About Mina
With over 50 years of experience, Mina is the choice for you. Below is an article featuring the designer.

Mina's Fashions: A Local Sensation At Modest Fly's "Handmade" Show
By Rebecca L. Mate
​
I cannot wait to see what local artist/designer/seamstress Mina Prieto will bring to the annual Handmade Show, December 7 2014 from 11am-5pm, at the Modest Fly Art Studio Gallery (across from Tommy Burgers and Denny's Restaurant in Tujunga). Her designer aprons are each one-of-a-kind, her hats are fun and her cell-phone sized purses are cute.
​
Last year when I showed my art at the Modest Fly Gallery's Handmade Show alongside Prieto, I had no idea what a precious gem of a designer-seamstress she was. At the Handmade Show, along with her purses and artork, she displayed a cover-up jacket of her own design that demanded attention and landed her commission seamstress work.

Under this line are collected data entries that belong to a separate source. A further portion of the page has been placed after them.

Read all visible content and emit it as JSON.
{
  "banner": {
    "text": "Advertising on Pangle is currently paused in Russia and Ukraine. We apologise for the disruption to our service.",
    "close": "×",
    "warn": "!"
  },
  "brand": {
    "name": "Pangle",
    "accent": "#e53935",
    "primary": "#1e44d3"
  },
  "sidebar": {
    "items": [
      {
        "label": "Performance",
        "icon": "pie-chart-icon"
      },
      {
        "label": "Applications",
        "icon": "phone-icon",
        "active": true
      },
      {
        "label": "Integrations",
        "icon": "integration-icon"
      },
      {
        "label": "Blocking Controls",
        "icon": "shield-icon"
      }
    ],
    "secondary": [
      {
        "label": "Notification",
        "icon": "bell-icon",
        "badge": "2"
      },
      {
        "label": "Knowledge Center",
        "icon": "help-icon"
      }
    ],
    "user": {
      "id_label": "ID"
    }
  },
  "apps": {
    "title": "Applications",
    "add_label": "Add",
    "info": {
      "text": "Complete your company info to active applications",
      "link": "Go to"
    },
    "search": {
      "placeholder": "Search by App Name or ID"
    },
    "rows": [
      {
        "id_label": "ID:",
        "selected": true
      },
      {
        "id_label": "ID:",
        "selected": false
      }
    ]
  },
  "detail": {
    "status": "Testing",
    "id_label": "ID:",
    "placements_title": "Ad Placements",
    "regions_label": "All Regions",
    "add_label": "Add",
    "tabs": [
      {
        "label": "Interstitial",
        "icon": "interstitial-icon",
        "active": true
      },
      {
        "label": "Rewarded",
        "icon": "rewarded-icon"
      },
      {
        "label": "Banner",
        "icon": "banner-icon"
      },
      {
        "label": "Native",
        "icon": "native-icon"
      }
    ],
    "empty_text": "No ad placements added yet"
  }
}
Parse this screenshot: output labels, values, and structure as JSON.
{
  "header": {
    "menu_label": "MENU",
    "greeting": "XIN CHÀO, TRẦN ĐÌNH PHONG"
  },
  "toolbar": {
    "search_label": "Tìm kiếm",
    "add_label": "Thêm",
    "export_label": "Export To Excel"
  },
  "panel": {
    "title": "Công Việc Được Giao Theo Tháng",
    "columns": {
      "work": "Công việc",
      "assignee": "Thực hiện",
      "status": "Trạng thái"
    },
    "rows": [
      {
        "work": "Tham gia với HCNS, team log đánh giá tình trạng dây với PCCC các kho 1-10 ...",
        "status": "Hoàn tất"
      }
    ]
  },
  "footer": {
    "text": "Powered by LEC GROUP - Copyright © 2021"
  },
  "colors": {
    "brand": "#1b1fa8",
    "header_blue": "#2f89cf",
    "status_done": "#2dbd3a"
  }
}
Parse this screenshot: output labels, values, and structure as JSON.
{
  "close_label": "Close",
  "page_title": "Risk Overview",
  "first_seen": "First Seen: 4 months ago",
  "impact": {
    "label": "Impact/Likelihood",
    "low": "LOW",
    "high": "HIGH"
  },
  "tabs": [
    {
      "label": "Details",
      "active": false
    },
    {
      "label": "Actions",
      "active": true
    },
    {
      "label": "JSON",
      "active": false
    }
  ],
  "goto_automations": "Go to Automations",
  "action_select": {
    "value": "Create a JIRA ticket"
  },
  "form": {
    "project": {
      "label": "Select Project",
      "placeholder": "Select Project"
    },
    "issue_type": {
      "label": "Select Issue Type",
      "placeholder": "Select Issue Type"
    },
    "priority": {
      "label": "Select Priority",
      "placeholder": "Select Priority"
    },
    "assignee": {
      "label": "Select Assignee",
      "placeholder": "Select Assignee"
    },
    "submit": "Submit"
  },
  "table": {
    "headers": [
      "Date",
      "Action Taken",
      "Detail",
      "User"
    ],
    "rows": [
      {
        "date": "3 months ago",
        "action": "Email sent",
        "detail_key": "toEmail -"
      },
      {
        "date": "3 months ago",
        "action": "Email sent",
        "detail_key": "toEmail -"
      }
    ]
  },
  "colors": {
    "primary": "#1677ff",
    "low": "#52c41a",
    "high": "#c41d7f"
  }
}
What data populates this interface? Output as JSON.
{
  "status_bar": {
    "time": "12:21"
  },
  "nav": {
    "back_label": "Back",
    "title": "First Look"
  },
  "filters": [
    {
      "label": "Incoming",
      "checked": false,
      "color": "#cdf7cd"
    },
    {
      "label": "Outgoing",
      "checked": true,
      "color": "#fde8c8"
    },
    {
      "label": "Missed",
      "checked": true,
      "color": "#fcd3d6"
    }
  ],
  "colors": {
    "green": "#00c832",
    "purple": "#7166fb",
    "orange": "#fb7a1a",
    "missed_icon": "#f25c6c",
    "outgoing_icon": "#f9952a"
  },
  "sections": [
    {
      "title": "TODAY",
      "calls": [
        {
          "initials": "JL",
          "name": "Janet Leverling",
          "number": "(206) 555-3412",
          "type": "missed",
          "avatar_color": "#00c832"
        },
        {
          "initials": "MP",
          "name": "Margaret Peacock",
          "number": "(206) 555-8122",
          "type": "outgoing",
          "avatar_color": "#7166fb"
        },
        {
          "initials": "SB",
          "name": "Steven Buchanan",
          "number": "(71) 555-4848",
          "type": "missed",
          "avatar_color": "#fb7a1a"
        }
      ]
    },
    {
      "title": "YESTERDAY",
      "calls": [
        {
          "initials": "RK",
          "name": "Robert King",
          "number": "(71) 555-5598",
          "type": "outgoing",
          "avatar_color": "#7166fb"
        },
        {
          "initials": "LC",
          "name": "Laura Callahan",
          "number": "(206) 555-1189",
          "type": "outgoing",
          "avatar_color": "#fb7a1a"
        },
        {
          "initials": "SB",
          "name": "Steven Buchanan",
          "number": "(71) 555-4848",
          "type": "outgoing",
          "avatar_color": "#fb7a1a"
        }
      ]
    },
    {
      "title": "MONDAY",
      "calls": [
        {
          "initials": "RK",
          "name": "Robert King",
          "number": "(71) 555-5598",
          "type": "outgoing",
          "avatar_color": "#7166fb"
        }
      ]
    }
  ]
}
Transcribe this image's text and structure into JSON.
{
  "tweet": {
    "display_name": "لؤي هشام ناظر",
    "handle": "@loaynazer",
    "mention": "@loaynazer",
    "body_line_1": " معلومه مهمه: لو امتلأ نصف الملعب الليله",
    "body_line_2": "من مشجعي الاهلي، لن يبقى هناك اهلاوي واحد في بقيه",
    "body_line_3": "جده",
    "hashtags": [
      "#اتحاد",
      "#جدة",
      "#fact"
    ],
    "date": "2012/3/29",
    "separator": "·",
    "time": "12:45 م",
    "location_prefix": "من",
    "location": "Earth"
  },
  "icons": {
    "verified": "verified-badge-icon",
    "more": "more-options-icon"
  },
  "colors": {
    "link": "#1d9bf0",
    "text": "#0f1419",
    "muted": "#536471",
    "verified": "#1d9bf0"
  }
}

In digging deeper, I found that Prieto is a rare talent, right under our noses.
​
In the studio of her modest house in Tujunga, decorated with her own fine art paintings, kept copany by a small black Chihuahua and poodle, 73-year-old designer-seamstress Prieto turns out marvels of fashion for those who, by word of mouth, have discovered her sewing talents.
​
Recently she made a strapless pearl satin and lace wedding dress for Zari Wigfall, a graduate of Disney School of Arts who designs costumes for dance shows. Prieto uses no pattern and works off of only the photo brought to her by the bride, although she did add her own flair to the back of the dress with a waist-to-floor lacey slit that opened when she walked to reveal the satin gown beneath. She designed and made a hat for the bride along with the dress, painstakingly replacing the stones with more brilliant stones. It took three fittings during the process of constructing the gown to cut the material, to hand sew it and then machine sew it. One of the time-consuming details of a wedding gown is that you have to remove any pearls or rhinestones or beads from lace when making pleats and sew them back on so the dress appears to be a seamless fit of the bride's curves.
​
Prieto additionally made a dress for the mother of the bride, Phyllis, deep blue velvet with a short silvery lace jacket. The material fee for the jacket alone cost $125 a yard. Phyllis said, "Mina is excellent with her work. She's incredible! This is her joy. She loves making and designing clothing."
​
Prieto's daughter, Claudia Chicas, also a resident of Tujunga, who grew up helping in her mother's business, "Mina's Fashions--Haute Couture," said "I cannot stress enough the importance of selecting the material that works for the dress and the body type. My mother knows what styles will work on a woman."
​
Born in El Salvador, the daughter of a woman with a dressmaking business who employed 3 seamstresses, Prieto began studying at age 14 at the Academia Alder, an academy for the sewing arts. In 1978, until 2002, she had her own business in the "Beverly Hills" of San Salvador, on the "Rodeo Drive" of the area, called Zona Rosa. She designed and sewed for the wealthy, and charged more than most in her industry. She used Vogue magazine for her inspiration, and some of her traveling customers brought fine, expensive fabrics from Spain, etc. for her to use. She created jewelry, hats, wraps and any kind of clothing, mostly for women. A famous Nicaraguan painter/actor/writer, Julio Sequeira, for whom she made a performance outfit for a controversial play he wrote, including a simple but exotic cape with a border over tight satin pants, wrote on a painting he gave her, "Admirando su arte aplicado textil," which means, "I admire your textile art."
​
"If I don't like you, I don't sew for you," says Prieto, (who I've observed, readily loves and admires people), "God gave me the talent. While I sew, I am thinking of the person. It is very individualized. I'm not thinking of the money; I work to create something that will make that person beautiful."